Of course the integration process still faces challenges. The value of Māori knowledge and the difficulty which some NZ Army personnel have adjusting to a genuinely bicultural reality were both exemplified in comments made by Brigadier Roger Mortlock, the New Zealand Commander of peacekeeping forces in Bougainville during 1998. Mortlock declared that he had two assets which would be “main weapons in our arsenal.” The first was a squad of Māori cultural advisors who he hoped to deploy as liaisons with locals. The second was a shipment of guitars which the cultural advisors could use; a comment which plays into common stereotypes about musical Māori.
Cliched comments like these make it possible to argue that Ngāti Tumatauenga represents not integration, but co-option of an indigenous group and its knowledge. The fact that Māori make up around 20 percent of enlisted soldiers but only around 8 percent of commissioned officers is another indicator that the Army may be unfriendly to Māori trying to enter command and management positions.
Yet few commentators espouse such concerns.
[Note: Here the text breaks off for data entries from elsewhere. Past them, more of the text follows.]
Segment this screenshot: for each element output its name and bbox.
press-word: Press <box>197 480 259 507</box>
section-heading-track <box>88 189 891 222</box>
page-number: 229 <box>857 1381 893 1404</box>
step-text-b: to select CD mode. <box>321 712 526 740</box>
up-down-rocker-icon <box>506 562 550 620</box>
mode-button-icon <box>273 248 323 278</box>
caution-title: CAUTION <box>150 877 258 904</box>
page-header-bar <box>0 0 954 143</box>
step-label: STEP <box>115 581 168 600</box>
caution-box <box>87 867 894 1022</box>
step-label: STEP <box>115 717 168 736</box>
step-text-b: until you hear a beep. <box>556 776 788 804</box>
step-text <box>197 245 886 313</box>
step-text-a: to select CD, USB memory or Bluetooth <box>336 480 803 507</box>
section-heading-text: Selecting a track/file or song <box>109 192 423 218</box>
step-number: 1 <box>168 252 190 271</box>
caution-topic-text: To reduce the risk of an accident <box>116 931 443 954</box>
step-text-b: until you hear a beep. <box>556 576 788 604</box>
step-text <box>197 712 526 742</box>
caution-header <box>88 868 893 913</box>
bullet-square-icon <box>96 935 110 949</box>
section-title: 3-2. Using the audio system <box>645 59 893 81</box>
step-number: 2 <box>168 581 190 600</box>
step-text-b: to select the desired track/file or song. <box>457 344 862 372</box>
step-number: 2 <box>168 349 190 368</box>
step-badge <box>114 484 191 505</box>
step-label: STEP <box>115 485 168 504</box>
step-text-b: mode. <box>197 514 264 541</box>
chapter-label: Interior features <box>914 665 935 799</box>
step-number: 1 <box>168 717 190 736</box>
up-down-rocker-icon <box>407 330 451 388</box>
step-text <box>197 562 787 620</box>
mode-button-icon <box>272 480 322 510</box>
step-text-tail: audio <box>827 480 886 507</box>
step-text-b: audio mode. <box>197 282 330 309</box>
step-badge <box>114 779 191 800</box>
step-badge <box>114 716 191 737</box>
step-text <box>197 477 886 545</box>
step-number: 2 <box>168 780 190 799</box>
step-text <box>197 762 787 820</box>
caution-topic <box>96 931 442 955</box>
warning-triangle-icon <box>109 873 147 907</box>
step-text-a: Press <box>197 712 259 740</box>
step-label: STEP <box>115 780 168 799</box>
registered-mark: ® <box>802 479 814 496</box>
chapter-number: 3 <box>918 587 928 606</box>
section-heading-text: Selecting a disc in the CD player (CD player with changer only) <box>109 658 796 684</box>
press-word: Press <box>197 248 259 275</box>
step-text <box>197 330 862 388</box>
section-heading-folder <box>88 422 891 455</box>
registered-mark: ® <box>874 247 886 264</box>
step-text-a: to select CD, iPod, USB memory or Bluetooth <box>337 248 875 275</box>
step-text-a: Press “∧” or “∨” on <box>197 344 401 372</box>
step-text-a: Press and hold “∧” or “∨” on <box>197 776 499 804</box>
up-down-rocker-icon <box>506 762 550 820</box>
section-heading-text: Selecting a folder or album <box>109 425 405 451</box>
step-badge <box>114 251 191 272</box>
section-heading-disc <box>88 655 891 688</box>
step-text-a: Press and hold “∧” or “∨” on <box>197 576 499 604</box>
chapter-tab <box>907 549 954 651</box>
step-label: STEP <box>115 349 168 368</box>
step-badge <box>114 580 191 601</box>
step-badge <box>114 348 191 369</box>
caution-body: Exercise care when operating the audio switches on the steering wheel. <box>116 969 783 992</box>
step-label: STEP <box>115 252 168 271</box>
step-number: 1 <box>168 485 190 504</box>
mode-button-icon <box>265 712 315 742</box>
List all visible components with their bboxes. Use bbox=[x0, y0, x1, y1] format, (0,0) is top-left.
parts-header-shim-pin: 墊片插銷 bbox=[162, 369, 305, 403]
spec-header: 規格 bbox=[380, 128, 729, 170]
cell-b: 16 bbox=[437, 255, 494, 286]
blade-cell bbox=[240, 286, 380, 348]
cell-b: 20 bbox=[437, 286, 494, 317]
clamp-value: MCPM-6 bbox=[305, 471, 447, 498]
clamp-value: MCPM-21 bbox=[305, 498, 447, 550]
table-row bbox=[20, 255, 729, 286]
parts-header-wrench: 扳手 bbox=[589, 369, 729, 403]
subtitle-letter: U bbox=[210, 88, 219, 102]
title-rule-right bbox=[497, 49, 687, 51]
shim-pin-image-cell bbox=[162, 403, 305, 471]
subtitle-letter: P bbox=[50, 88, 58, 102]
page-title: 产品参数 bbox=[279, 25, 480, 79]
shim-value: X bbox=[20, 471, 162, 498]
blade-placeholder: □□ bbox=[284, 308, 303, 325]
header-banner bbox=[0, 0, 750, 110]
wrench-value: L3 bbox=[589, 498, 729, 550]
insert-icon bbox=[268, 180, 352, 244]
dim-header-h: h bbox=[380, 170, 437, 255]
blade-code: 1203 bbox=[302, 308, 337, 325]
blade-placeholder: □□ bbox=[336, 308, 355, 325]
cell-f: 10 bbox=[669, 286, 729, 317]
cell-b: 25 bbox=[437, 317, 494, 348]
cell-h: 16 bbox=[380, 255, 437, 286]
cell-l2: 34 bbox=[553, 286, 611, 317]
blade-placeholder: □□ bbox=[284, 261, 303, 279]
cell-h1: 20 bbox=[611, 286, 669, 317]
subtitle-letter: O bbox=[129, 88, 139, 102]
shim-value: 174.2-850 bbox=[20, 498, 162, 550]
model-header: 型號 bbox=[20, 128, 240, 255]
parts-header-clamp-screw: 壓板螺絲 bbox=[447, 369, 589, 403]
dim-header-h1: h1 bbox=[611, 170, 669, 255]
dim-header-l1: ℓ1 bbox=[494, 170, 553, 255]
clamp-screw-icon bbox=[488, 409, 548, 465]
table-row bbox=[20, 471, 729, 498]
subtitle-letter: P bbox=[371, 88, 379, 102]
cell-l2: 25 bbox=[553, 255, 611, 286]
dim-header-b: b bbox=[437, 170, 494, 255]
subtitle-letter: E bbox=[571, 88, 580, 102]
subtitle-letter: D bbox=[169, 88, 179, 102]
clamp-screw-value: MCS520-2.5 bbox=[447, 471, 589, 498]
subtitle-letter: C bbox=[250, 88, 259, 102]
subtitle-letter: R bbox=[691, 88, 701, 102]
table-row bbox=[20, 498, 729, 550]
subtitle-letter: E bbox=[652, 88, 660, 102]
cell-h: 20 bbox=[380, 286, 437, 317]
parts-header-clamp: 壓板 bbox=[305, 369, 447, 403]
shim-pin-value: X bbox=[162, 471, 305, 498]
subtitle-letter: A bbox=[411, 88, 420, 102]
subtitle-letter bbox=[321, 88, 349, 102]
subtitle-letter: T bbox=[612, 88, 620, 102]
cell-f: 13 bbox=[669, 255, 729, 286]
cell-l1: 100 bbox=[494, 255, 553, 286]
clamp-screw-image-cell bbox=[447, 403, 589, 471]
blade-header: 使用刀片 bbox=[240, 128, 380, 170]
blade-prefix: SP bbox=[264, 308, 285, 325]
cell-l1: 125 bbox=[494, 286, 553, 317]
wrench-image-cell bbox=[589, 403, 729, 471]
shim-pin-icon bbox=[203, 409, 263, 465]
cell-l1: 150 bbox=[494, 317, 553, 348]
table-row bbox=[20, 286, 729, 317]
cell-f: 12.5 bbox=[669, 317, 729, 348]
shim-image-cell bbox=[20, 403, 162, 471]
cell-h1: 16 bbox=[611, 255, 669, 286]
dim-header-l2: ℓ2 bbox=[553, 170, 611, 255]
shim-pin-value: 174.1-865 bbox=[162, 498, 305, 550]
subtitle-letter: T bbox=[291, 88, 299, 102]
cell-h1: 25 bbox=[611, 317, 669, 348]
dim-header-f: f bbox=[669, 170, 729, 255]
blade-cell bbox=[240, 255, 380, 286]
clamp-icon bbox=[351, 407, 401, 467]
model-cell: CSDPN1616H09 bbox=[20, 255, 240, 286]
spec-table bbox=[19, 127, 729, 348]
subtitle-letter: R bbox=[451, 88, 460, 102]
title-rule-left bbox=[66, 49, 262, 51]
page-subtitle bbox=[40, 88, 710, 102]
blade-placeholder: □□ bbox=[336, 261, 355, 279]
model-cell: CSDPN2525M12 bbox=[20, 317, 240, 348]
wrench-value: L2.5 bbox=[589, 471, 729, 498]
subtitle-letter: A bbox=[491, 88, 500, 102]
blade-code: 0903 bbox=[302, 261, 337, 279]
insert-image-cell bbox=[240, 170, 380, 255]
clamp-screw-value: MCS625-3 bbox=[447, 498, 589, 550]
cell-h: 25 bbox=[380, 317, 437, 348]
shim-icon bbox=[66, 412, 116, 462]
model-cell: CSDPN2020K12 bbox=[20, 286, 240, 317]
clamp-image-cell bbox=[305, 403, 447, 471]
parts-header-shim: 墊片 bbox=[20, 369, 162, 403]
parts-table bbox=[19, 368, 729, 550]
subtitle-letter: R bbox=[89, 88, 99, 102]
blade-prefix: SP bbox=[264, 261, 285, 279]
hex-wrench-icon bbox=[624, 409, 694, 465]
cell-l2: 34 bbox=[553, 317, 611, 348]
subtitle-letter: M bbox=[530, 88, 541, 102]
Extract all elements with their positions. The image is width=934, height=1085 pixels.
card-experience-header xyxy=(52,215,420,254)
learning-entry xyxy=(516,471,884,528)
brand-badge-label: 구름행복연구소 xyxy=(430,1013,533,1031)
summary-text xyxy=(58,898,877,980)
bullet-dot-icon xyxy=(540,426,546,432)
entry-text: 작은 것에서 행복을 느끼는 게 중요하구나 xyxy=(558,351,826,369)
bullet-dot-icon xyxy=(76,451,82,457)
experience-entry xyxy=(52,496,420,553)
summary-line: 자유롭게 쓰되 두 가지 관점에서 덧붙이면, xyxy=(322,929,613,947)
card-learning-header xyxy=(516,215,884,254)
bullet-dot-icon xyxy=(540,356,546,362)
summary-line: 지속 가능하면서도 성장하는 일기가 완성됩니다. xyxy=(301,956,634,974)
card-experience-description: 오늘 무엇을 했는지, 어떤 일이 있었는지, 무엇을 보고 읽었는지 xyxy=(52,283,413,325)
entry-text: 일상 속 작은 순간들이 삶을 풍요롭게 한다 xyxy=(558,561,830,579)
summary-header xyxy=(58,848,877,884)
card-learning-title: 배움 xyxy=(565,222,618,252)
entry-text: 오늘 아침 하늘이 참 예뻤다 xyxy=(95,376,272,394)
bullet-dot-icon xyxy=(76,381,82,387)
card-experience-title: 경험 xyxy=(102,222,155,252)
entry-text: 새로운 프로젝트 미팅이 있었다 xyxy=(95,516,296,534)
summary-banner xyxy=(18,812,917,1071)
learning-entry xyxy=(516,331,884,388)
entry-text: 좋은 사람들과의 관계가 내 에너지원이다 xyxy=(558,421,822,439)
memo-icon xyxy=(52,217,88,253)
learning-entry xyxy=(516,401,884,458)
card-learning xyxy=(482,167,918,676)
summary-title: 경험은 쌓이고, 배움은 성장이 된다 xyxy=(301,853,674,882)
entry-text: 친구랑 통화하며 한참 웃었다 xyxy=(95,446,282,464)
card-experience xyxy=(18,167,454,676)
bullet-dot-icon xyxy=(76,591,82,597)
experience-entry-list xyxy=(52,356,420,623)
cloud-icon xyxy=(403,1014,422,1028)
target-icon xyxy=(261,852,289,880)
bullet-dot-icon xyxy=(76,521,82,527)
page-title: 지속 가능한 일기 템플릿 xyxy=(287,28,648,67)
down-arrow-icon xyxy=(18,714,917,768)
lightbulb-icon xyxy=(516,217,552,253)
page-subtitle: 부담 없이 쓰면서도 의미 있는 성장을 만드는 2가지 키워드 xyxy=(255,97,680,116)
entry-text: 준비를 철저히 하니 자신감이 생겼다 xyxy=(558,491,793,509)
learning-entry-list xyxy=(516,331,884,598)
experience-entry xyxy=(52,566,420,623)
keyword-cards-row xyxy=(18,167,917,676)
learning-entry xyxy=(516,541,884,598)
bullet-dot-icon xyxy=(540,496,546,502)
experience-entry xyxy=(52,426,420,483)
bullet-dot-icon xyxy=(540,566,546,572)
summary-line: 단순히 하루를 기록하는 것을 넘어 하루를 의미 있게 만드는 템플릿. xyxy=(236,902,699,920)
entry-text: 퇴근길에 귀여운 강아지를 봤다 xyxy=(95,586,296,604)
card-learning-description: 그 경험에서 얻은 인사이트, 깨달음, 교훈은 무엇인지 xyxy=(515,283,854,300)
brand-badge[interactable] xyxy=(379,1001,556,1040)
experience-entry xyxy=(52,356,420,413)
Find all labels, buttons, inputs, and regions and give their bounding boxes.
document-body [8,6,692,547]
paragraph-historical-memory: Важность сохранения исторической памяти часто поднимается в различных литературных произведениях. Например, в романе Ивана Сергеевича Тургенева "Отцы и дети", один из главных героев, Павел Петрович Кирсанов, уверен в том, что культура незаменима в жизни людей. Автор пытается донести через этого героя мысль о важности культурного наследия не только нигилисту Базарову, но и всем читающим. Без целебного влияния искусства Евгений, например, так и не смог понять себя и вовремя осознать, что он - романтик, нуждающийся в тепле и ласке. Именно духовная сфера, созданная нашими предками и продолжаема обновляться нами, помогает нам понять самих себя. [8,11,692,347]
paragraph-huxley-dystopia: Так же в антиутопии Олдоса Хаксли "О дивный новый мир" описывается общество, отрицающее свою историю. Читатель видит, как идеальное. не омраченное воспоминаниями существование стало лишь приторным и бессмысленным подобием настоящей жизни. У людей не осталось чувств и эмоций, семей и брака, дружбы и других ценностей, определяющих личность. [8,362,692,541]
Dr Debbie Hohaia, an academic at Charles Darwin University, has written positively about Māori cultural experiences within the New Zealand Defence Force. In her paper In Search of a Decolonised Military: Maori Cultural Learning Experiences in the NZDF, Dr Hohaia concluded that while “a deeper understanding of Māori epistemologies and kaupapa is needed at every level of [the Defence Force]”, she believes that “the New Zealand Defence Force’s journey towards biculturalism” has made significant progress towards the goal of a decolonised military where Māori knowledge and practices are as credible and valuable as their Western equivalents.
Many see Ngāti Tumatauenga as another step towards the fulfilment of the promise of bicultural partnership made in New Zealand’s founding document, the Treaty of Waitangi. One current enlisted soldier with Māori ancestry explained that “Ngāti Tumatauenga represents the amalgamation of the Imperial soldier’s spirit with the mana of the Māori warrior. This is a positive reflection of the partnership principle of the Treaty of Waitangi, giving me pride in using Ngāti Tumatauenga in my pepeha.”
Perhaps there would be more controversy if Ngāti Tumatauenga’s nature and origins were better known. But for those in the know, such as New Zealand’s soldiers and academics like Dr Hohaia, the NZ Army’s creation of Ngāti Tumatauenga is a genuine, laudable and effective attempt to integrate Māori knowledge and culture into the Army’s ethos.
Regardless those debates are far from the mind of visitors to the Army Marae in Waiouru. Instead, as they exit through gates adorned with carvings of Ngāti Tumatauenga’s ancestors, visitors are confronted by Mt Ruapehu towering on the horizon.
That orientation, as with every other aspect of Ngāti Tumatauenga and the Army Marae, is unique. “Our marae faces the setting sun,” noted Bethell. “Every other marae in NZ faces the rising sun to welcome the new day. If every marae faces there, who guards against the darkness? We have the back of New Zealanders during those hours of darkness… That is our sole responsibility: to protect our own. We face the darkness because that is from where the enemy will come.”